R. Oui. Je suis venu ici vers midi. Je savais qu’il s’était blessé la veille, et je l’ai vu arriver en jeans, alors j’ai bien pensé qu’il n’allait pas jouer ! J’ai aussi appris que j’allais jouer sur un autre court. Ce qui a changé pour moi, c’est qu’au lieu d’être un outsider contre Murray, je suis devenu le favori contre Garcia-Lopez, et ce n’était pas facile pour moi.
Q. A quoi avez-vous pensé avant d’entrer sur le court?
R. C’était un match à enjeu : deuxième tour, la première fois pour moi, on pouvait tous les deux aller au troisième tour… Intéressant pour nous deux. C’était mieux de jouer Garcia-Lopez que Murray bien sûr, mais nous étions tendus tous les deux. C’est lui qui a été le plus fort. Je me suis accroché, mais je n’ai pas joué mon meilleur tennis. J’ai fait de mon mieux. Il a été plus fort que moi aujourd’hui.

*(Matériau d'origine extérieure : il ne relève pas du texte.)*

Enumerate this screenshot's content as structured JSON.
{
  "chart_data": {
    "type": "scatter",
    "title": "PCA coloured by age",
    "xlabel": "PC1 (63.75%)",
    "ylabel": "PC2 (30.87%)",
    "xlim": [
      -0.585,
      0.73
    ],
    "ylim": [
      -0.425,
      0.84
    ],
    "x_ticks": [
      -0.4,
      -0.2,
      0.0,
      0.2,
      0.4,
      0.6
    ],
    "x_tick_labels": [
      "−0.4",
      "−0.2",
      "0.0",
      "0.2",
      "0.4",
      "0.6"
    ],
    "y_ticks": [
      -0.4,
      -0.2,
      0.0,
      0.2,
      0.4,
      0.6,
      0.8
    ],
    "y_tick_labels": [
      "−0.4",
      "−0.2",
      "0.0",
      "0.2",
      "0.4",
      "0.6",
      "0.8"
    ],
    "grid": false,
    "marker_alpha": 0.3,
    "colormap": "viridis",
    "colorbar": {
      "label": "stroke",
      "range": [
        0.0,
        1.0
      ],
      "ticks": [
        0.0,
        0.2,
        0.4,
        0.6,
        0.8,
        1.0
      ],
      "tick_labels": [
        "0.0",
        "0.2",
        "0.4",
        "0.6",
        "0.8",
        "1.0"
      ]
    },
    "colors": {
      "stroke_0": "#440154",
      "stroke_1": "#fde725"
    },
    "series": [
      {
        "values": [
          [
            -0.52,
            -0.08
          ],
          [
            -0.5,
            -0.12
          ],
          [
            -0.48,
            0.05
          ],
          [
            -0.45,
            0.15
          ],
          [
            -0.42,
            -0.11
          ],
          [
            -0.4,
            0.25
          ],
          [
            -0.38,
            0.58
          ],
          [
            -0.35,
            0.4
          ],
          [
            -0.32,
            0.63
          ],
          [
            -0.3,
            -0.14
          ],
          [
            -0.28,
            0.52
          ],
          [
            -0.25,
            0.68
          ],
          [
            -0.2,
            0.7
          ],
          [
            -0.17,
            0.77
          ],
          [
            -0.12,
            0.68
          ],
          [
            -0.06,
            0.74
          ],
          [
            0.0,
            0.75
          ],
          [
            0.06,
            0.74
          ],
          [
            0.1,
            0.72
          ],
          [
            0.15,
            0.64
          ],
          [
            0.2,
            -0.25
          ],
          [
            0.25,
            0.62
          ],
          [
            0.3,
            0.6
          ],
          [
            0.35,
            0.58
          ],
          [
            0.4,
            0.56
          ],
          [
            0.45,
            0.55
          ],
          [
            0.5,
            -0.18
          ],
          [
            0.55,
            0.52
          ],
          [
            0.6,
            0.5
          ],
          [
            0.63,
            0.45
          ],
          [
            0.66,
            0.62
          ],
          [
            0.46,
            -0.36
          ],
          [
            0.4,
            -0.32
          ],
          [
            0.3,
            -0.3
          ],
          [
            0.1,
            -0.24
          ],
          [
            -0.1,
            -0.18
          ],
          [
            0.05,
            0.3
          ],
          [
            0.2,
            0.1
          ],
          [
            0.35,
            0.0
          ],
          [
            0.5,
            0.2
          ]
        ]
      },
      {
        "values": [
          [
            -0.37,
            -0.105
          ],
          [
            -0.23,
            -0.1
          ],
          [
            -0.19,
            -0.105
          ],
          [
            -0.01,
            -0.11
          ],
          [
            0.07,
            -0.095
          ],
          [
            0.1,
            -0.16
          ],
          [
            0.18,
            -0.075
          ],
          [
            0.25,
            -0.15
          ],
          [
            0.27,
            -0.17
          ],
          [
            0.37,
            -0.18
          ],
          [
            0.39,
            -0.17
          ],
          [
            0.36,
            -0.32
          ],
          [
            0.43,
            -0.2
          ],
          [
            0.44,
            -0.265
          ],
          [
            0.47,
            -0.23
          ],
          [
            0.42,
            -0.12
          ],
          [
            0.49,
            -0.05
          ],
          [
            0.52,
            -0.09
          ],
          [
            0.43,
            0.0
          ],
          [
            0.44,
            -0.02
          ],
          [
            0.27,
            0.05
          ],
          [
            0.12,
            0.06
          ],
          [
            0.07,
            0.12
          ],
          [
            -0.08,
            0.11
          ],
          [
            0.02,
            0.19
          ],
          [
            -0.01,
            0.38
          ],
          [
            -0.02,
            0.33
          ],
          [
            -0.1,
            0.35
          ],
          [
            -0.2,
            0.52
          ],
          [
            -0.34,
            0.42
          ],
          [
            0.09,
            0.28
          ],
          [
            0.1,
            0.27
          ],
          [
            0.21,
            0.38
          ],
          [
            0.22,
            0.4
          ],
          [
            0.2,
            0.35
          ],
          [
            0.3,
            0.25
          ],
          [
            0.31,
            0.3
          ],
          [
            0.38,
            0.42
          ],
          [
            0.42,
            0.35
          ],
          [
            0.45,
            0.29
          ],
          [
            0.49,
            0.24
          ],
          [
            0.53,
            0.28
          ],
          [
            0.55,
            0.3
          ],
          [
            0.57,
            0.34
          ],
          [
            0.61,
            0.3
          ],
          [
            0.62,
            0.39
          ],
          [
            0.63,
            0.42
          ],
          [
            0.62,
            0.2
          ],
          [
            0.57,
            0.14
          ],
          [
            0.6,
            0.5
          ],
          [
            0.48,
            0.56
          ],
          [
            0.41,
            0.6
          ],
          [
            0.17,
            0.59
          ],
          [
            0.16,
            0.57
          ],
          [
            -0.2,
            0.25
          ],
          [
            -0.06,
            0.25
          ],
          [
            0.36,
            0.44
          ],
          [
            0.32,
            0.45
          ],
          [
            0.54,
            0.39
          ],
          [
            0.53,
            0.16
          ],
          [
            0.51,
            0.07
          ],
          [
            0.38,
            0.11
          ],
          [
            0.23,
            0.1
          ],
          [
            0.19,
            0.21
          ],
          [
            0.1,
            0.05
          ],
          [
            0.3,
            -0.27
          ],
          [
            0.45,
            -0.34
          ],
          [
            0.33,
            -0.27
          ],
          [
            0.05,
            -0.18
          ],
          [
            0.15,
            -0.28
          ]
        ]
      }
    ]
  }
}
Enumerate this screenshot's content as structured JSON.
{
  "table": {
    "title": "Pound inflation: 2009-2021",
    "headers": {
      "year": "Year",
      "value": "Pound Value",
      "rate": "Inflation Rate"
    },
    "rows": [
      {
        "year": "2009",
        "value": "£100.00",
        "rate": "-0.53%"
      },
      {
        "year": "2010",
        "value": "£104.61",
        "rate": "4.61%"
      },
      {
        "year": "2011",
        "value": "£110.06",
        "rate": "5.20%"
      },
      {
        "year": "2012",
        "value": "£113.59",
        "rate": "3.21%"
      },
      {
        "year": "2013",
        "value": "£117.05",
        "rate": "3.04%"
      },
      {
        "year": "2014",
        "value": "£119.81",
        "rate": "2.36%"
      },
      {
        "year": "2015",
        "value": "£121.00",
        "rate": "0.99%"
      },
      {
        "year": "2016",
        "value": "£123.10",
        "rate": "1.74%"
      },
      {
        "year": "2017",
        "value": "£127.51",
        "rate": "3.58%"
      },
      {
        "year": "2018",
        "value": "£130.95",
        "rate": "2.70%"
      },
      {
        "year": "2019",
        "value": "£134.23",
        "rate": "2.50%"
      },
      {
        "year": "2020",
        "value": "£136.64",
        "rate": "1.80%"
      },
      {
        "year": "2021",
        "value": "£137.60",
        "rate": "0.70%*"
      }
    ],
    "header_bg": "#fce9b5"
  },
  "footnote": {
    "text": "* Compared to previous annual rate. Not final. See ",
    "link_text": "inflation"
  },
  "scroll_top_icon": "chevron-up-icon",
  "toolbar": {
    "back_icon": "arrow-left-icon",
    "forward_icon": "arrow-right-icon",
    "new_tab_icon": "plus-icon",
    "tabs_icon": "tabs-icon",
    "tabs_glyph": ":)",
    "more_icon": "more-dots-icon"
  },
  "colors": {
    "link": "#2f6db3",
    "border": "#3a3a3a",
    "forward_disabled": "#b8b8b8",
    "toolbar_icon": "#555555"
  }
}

Q. Que saviez-vous de lui?
R. Je l’avais joué à Metz, sinon, je ne l’avais jamais vu jouer, et à Metz, il a fait n’importe quoi ! Je savais qu’il avait un bon coup droit. C’était à moi de faire le jeu, de ne pas reculer. Mais il a pris l’initiative, et j’ai trop reculé. Au deuxième, j’ai su faire la différence, mais au troisième, je n’ai pas su le repousser. J’ai été breaké d’entrée. Cela a fait comme la veille, 5/3, et il a été chercher le jeu. Même si j’ai gagné hier, ce qui m’a donné confiance, je n’ai quand même pas joué mon meilleur tennis.
Q. Qu’est-ce qui vous manque?
R. Deux ou trois victoires d’affilée.
Q. Qu’allez-vous faire maintenant?
R. Je vais à Paris pour m’entrainer, puis à Casablanca samedi. Ensuite, Rome (je suis dans le tableau), Hambourg (je suis 4 ou 5 dehors, j’espère rentrer).